LAUSR

The recall performance of a well-established canonical microcircuit model of the hippocampus, a region of the mammalian brain that acts as a short-term memory, was systematically evaluated. All model cells were simplified compartmental models with complex ion channel dynamics. In addition to excitatory cells (pyramidal cells), four types of inhibitory cells were present: axo-axonic (axonic inhibition), basket (somatic inhibition), bistratified cells (proximal dendritic inhibition) and oriens lacunosum-moleculare (distal dendritic inhibition) cells. All cells’ firing was timed to an external theta rhythm paced into the model by external reciprocally oscillating inhibitory inputs originating from the medial septum. Excitatory input to the model originated from the region CA3 of the hippocampus and provided context and timing information for retrieval of previously stored memory patterns.

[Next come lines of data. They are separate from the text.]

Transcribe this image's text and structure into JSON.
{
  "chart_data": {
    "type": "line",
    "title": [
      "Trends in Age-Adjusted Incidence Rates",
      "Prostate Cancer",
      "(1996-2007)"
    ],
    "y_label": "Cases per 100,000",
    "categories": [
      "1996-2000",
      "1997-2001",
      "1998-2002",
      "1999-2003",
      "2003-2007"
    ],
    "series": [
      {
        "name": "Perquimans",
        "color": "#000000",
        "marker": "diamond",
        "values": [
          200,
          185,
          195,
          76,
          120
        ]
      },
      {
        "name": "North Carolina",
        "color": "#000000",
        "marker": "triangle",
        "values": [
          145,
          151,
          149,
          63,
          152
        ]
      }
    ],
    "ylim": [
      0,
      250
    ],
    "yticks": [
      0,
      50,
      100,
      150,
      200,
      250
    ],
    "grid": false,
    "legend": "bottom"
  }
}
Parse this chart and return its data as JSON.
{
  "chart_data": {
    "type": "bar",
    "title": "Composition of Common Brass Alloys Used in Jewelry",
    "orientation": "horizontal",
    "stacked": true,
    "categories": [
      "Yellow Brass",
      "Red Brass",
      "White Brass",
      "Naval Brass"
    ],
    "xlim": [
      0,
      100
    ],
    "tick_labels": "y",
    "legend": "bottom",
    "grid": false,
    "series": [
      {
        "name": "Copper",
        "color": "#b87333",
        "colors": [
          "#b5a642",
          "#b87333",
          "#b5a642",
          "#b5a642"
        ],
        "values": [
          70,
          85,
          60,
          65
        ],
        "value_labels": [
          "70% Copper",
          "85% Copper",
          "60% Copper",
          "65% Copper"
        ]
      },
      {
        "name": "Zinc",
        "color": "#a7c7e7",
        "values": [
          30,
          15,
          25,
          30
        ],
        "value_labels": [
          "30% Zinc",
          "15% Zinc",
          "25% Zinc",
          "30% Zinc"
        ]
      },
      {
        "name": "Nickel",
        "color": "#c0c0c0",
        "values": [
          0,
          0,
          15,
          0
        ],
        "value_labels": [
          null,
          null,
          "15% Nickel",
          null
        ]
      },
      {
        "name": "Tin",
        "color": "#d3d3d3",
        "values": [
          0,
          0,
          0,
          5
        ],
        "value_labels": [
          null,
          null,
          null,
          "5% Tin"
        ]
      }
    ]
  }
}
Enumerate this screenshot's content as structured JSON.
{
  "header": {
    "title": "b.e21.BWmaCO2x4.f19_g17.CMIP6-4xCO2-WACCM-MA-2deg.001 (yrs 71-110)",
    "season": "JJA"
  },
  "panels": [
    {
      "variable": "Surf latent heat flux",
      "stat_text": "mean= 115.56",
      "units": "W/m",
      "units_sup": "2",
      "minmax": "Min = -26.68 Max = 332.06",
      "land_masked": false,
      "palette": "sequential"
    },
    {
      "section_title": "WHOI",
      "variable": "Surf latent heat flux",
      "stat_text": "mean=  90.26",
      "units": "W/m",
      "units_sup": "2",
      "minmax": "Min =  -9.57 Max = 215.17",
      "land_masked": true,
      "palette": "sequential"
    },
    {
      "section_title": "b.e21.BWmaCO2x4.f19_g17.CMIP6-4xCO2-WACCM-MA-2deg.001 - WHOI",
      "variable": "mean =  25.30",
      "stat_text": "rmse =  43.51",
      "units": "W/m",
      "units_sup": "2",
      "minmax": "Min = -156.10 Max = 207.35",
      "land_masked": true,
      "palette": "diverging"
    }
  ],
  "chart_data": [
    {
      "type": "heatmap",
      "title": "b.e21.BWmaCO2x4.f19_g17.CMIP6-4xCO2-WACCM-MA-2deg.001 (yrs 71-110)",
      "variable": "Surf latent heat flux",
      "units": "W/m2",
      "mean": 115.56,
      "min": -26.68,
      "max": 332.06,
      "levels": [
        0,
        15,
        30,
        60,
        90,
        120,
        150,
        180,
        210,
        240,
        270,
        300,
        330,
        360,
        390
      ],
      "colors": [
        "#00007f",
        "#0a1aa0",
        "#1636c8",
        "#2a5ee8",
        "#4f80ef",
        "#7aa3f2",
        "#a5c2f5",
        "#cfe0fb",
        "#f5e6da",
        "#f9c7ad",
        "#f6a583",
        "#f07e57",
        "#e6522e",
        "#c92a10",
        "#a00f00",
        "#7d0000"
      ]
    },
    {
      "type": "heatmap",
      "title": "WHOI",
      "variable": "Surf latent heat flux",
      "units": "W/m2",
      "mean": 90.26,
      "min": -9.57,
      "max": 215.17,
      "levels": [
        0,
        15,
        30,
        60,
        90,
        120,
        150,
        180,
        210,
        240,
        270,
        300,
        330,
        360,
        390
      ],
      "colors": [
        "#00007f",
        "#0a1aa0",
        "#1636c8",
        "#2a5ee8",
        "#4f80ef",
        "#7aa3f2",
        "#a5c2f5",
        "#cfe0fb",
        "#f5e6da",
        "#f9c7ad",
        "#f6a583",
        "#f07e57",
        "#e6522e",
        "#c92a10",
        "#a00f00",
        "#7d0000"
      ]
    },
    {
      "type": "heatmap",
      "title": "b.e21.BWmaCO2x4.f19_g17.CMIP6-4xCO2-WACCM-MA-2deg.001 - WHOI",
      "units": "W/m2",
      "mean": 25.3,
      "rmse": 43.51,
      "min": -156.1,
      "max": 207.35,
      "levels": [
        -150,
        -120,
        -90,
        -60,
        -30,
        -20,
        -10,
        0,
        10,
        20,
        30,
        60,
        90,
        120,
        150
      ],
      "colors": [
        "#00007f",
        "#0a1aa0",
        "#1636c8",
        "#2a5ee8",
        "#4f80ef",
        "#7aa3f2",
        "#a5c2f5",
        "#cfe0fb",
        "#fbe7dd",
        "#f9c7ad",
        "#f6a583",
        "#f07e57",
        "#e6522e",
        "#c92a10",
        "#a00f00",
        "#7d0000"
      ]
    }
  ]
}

Model mean recall quality was tested as the number of stored memory patterns was increased against selectively modulated feedforward and feedback excitatory and inhibitory pathways. From all modulated pathways, simulations showed recall performance was best when feedforward inhibition from bistratified cells to pyramidal cell dendrites is dynamically increased as stored memory patterns is increased with or without increased pyramidal cell feedback excitation to bistratified cells. The study furthers our understanding of how memories are retrieved by a brain microcircuit. The findings provide fundamental insights into the inner workings of learning and memory in the brain, which may lead to potential strategies for treatments in memory-related disorders.